The new revolution

In 1987, France won the Palme d'Or with Under the Sun of Satan by Maurice Pialat, the story of a possessed priest set in 1926 rural France. Twenty-one years later, Laurent Cantet has just repeated the feat with his film Entre les Murs (called The Class in English). Between those two Palme d'Ors, a world apart. On Sunday night in Cannes, France left its Catholic angst behind to now firmly confront, perhaps even embrace, the 21st century.

In a masterly stroke of programming, Cantet's film had been left to the last day of the festival. Jury members, film critics and festival-goers at large, exhausted and eager to go back home, weren't expecting anything special from a film added to the official selection at the last minute.

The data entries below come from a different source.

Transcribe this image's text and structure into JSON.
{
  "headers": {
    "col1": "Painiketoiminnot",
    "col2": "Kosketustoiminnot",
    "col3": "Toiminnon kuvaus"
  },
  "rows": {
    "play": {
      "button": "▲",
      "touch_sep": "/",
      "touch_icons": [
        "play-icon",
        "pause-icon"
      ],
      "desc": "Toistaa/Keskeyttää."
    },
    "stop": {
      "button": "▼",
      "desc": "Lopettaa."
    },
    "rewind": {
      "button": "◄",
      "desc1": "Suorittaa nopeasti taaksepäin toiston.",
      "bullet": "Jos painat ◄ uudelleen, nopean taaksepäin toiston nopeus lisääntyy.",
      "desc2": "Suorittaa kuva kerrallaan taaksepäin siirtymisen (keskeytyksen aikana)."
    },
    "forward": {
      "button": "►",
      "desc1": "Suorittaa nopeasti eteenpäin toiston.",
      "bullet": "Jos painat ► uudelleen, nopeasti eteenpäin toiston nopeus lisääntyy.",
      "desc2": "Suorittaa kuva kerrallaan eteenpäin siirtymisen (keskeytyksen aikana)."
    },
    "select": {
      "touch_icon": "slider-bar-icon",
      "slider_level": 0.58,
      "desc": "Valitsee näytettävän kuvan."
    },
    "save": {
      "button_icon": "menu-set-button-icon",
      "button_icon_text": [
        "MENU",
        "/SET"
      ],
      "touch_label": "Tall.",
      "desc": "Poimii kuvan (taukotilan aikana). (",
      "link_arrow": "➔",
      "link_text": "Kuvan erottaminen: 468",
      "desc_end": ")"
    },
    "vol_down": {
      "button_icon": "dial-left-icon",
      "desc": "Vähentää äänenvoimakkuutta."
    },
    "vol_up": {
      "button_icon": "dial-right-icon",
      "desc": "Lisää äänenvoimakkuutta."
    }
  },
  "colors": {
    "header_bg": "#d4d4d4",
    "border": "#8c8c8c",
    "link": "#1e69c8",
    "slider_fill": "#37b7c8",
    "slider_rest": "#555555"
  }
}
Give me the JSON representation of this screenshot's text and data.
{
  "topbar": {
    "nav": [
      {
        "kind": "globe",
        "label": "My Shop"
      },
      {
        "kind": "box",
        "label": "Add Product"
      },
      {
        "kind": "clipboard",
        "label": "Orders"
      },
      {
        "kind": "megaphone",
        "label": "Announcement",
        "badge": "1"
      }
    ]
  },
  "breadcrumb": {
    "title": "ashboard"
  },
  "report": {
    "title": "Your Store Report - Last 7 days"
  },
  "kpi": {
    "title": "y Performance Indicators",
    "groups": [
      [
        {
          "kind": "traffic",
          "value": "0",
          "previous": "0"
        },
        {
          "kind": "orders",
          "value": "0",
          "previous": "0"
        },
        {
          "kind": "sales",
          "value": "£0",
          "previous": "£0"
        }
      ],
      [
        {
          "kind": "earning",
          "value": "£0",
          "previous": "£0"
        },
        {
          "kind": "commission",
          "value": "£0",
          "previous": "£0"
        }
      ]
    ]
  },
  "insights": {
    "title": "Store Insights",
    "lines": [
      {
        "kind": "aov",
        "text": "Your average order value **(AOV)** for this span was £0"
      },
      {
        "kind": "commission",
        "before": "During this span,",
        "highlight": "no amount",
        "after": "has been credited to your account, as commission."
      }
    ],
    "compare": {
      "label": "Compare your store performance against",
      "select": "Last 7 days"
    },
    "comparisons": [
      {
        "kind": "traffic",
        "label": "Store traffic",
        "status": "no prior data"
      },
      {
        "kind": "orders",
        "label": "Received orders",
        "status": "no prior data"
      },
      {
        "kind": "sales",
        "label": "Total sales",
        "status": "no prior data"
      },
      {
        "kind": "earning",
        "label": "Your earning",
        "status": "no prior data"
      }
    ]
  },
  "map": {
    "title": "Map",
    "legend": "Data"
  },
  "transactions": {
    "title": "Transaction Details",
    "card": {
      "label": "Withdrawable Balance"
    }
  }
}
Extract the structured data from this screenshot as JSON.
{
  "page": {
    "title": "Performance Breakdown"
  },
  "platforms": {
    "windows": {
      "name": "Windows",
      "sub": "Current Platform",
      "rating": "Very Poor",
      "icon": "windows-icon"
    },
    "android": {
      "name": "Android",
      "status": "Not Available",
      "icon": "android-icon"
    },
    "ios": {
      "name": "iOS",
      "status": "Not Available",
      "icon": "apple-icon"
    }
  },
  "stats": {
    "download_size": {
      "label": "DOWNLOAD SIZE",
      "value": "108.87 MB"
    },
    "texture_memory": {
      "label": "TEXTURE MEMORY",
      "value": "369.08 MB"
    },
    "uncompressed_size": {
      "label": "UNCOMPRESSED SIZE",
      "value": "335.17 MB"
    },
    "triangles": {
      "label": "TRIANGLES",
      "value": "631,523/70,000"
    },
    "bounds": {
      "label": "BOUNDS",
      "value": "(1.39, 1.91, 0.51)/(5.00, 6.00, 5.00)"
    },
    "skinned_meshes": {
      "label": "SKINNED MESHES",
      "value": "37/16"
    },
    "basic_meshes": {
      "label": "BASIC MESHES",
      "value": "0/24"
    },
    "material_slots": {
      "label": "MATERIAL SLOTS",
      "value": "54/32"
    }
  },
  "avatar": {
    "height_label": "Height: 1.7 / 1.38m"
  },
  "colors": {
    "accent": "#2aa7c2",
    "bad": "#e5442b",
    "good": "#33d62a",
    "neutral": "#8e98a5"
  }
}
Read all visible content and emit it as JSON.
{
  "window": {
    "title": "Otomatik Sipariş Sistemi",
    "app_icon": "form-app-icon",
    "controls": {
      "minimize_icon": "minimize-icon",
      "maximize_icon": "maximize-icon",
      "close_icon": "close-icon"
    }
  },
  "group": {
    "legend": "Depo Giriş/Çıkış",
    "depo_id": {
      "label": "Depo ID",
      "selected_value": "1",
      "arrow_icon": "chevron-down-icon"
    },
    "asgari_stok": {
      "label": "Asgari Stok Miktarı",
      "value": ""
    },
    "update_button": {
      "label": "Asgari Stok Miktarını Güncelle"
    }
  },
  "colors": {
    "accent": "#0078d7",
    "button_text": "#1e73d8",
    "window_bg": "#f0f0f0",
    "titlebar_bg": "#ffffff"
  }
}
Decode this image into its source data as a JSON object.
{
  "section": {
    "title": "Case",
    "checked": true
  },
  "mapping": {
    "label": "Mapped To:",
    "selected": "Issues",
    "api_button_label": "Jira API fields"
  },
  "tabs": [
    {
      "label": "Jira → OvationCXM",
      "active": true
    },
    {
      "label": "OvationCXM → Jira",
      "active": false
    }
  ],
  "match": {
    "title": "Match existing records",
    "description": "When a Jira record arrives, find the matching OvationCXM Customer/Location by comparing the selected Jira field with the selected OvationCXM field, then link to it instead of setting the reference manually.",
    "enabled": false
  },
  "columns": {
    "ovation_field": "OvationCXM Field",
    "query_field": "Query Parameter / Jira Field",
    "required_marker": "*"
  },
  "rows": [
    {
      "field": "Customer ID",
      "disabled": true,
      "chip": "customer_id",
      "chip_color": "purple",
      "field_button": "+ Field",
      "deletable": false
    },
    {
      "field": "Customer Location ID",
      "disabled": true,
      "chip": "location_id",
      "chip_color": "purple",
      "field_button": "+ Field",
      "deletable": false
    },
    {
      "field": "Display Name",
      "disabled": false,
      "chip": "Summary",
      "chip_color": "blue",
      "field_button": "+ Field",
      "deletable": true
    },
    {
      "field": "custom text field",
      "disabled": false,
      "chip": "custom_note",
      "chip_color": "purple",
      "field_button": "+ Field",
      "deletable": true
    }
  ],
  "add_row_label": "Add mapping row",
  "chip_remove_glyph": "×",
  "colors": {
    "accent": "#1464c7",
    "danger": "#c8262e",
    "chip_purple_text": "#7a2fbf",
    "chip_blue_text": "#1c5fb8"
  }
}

Yet, in just a few opening scenes, we were gripped, all nationalities alike. The dramatic premises are so simple, they are universal and touched us all to the core.

It's the month of September: teachers, old and new, gather for a new school year. We're in Paris, in the 20th district, a multicultural and authentic part of the French capital where Parisians of all social and ethnic origins live in relative harmony. Experienced teachers, going through name listings, warn the newcomers about the pupils: "Him, nice; her, nice; him, oh, not nice; him, not nice at all; her, nice ...," and so on. It looks as if things are not going to be so easy after all.

Thirty-something François teaches French, and he likes his work. We, the audience, are going to be spending a whole academic year with him and his 14-year-old students. For two hours, we'll stay within the walls (literally entre les murs) of the classroom. Based on François Bégaudeau's novel about his experience as a teacher and performed by him, Entre les Murs is a very efficient and extremely well-documented script interpreted by real students and non-professional actors. Filmed with two cameras, directed in fluid shots despite the action being confined in such a small space, Entre les Murs is a tete-a-tete between France and its educational system. It may also be seen as the trial of France by its aspiring citizens.

Since the revolution, education in France has held, perhaps more so than in any other European country, a pivotal place in society. With the most important ministry in France - employing 1.3 million civil servants, and an overall budget of €116bn, education is the heart of the country. The classroom is where French citizens are born and where the nation has been shaped since 1789.

But how to reconcile the inherent contradictions of the French system: not to exclude yet be firm, to recognise diversities yet teach one culture. Laurent Cantet and François Bégaudeau don't shy away from exposing the system's flaws. They do it with subtlety, through impressionistic touches and revealing anecdotes, and judge no one.

The audience is left with François trying every day to engage in a conversation with youngsters who are in turn unruly, moody, clever, plain vicious, hardworking, impudent, violent even. This not Alan Bennett's The History Boys. No talk of preparing for Oxford or any grande école. Cantet's pupils are Rousseau's bons sauvages. Teaching them the past subjunctive becomes a herculean task and a confrontation between old and new France; helping them to express themselves becomes a struggle of Dantesque proportion in which the fear of revealing too much of one's roots leads to clashes with the teacher's authority; interesting them in literature turns into an olympian achievement. In the process, the question of identity comes back again and again. François has to suffer being called a jambon-beurre by Nassim, while Souleyman doesn't want to hear about supporting France at football and tries to coerce his fellow students into rejecting the national team.

For two hours, the audience's emotions run high. These 14-year-olds make you cringe when they try to exploit their teacher, or make you reach for the whip when they are lashing out insult after insult. They make you laugh to tears when they outwit each other, or leave you in awe when their intelligence suddenly strikes like lightning. They also make you want to cry when one says she is ashamed of being French.

François and his colleagues, too, have us on the edge of our seats. At times we wish they were stricter, less complacent, but in the end they get our boundless admiration for trying, sometimes failing, but at least always trying their hardest, to build the 21st-century République.

Agnès Poirier, a journalist and film critic.